It was thus said that the Great Fred Cisin once stated:
I need to make some decisions about some of the content.
Should I include discussion of the .Net IL assembler?
How much on other kinds of processors? (RISC)
How much time should I spend on interrupt handlers, v
file handling?
How much time should I spend on coupling assembly language
subroutines with high level languages?
How much on using assembly language knowledge to debug
high level language problems?
Should I get into writing assembly language stuff that
runs as real Windoze applications, or stick to DOS based stuff?
How much time do you have? From my experience (not in teaching, but in
sitting in several Assembly classes from college) that not many students
"get" it. Perhaps part of that is due to the insturctor (in my case,
spending almost a month covering DEBUG along with simple 8088 instructions)

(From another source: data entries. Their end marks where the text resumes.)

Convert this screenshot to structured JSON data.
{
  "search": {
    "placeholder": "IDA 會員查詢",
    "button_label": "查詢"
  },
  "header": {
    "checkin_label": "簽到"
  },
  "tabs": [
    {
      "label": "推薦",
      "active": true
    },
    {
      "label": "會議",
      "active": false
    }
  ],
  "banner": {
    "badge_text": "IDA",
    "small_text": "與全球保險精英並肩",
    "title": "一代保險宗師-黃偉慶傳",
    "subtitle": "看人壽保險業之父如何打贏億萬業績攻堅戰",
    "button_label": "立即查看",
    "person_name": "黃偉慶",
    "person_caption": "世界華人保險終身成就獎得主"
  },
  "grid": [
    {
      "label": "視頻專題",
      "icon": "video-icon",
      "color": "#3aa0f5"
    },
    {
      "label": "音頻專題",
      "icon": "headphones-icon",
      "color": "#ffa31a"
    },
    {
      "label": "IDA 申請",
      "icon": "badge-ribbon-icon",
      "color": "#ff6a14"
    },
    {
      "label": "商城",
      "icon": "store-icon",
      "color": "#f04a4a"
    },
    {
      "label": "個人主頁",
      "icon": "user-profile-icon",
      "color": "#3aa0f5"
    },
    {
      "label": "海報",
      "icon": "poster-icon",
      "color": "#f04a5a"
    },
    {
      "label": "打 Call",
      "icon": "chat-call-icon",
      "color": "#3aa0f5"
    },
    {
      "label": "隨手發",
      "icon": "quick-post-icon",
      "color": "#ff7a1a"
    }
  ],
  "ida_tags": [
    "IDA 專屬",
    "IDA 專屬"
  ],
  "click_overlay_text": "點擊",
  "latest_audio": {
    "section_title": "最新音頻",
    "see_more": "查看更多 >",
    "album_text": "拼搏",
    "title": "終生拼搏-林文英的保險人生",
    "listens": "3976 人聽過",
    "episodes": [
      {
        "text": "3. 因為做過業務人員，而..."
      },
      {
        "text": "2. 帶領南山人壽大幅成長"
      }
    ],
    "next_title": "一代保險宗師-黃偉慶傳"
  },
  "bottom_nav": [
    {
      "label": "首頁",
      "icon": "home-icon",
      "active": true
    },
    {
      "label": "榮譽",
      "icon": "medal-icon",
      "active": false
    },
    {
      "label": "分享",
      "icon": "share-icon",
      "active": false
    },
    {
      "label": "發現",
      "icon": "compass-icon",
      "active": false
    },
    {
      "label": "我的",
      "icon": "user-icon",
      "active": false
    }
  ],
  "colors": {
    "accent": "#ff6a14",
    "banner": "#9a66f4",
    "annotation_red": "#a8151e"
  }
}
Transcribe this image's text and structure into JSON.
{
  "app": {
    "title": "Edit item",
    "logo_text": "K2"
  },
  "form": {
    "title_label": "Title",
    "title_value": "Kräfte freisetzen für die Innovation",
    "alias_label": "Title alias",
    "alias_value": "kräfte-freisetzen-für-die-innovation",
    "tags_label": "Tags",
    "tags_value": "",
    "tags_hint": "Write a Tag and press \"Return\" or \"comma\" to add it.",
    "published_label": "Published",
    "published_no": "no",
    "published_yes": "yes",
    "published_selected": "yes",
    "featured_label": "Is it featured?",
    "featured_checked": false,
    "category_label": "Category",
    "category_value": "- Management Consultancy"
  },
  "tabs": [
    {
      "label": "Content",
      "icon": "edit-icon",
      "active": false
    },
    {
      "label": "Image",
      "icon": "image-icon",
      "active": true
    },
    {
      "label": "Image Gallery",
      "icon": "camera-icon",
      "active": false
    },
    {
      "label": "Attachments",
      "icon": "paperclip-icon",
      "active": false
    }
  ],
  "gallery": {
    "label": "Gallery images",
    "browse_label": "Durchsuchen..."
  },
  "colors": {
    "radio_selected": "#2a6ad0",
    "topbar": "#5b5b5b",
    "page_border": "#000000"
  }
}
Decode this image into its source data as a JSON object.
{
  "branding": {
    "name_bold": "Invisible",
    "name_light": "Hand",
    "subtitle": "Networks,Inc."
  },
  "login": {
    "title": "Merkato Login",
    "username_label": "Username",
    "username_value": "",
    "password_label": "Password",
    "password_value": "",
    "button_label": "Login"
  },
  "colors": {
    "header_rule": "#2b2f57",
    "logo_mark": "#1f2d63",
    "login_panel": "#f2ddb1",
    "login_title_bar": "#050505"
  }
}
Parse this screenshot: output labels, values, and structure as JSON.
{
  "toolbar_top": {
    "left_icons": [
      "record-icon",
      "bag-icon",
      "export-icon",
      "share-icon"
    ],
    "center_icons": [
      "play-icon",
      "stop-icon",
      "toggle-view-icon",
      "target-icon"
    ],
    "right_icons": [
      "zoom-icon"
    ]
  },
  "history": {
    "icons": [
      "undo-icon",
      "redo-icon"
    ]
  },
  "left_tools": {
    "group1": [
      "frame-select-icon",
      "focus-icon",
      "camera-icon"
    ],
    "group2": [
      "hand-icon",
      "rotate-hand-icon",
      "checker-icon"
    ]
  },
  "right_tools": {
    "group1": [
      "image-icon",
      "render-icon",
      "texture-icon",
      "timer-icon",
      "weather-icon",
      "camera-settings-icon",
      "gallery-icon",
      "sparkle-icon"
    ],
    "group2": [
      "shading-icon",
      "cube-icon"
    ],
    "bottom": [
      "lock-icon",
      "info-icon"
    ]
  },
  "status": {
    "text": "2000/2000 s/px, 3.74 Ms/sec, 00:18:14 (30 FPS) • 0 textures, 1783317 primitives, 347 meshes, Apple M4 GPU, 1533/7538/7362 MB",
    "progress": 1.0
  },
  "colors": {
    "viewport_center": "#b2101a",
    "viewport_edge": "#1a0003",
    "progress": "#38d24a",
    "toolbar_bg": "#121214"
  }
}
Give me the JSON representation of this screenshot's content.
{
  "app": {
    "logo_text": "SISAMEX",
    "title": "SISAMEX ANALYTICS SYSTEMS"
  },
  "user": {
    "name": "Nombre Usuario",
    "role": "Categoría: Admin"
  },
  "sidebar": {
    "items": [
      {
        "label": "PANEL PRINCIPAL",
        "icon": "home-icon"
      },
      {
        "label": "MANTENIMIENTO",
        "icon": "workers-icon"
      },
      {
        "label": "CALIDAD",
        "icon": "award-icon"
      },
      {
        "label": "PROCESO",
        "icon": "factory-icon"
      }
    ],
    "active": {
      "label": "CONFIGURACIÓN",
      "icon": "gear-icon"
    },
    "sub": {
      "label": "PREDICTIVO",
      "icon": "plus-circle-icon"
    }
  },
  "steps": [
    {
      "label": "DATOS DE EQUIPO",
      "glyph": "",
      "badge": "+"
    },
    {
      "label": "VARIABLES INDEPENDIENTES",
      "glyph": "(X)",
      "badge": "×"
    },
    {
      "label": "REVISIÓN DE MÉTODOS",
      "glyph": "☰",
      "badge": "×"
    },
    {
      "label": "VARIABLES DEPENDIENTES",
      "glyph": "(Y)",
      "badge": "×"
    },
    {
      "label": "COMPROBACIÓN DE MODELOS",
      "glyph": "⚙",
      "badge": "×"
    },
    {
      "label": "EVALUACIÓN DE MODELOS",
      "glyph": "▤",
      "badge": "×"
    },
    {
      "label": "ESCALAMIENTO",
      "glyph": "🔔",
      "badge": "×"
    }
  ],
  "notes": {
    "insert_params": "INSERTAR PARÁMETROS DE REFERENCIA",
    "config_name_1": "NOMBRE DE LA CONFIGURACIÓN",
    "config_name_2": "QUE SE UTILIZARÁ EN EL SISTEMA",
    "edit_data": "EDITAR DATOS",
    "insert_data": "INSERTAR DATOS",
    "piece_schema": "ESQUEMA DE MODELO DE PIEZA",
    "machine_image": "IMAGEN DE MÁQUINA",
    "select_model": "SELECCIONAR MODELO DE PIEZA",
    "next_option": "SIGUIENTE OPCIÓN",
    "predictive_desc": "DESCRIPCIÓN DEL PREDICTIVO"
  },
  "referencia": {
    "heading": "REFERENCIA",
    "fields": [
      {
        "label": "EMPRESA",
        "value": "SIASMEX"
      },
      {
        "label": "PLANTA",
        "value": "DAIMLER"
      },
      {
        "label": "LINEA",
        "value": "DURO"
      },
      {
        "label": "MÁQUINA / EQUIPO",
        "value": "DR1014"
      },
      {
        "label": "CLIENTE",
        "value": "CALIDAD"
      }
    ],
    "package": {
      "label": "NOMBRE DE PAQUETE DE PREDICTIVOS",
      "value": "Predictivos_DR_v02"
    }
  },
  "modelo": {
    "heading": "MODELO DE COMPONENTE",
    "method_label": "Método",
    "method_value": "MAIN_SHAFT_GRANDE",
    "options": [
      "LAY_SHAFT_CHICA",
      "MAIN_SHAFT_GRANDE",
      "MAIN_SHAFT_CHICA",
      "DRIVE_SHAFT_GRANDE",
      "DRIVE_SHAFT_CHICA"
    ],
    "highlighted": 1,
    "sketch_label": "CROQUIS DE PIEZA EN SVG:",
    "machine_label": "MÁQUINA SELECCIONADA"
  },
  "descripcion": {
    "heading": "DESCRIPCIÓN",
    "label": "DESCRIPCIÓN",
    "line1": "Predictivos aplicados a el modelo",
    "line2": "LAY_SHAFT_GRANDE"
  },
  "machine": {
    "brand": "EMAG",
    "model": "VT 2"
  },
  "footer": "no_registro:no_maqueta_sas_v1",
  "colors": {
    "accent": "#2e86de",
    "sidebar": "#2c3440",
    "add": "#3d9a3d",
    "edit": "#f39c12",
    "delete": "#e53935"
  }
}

and perhaps part of that is the strangeness of the language (compared to
higher level languages).
Several of your suggestions could be lumped into a single heading:
calling other APIs. File handling? Calling Windows APIs? Similar stuff
really, just sticking the data in the appropriate place, and transfering
control to the appropriate routine (CALL, INT, SYSCALL, etc).
On making a real Windows application, most of the code will be:
push 0
push SOMECRYPTICVALUE
lea eax,[ebp + localvar]
push eax
lea eax,[ebx + structoffset]
push eax
push SOMEVALUE
push YETANOTHERVALUE
push ebx
mov eax,[ebp + localvar]
mov eax,[eax + structoffset]
push eax
call _Win32DoSomeThingMystic
Just to make a single API call. DOS would be eaiser to program, but
really, how much modern DOS development is being done nowadays? Interrupt
handling is interesting, but again, how much time do you have?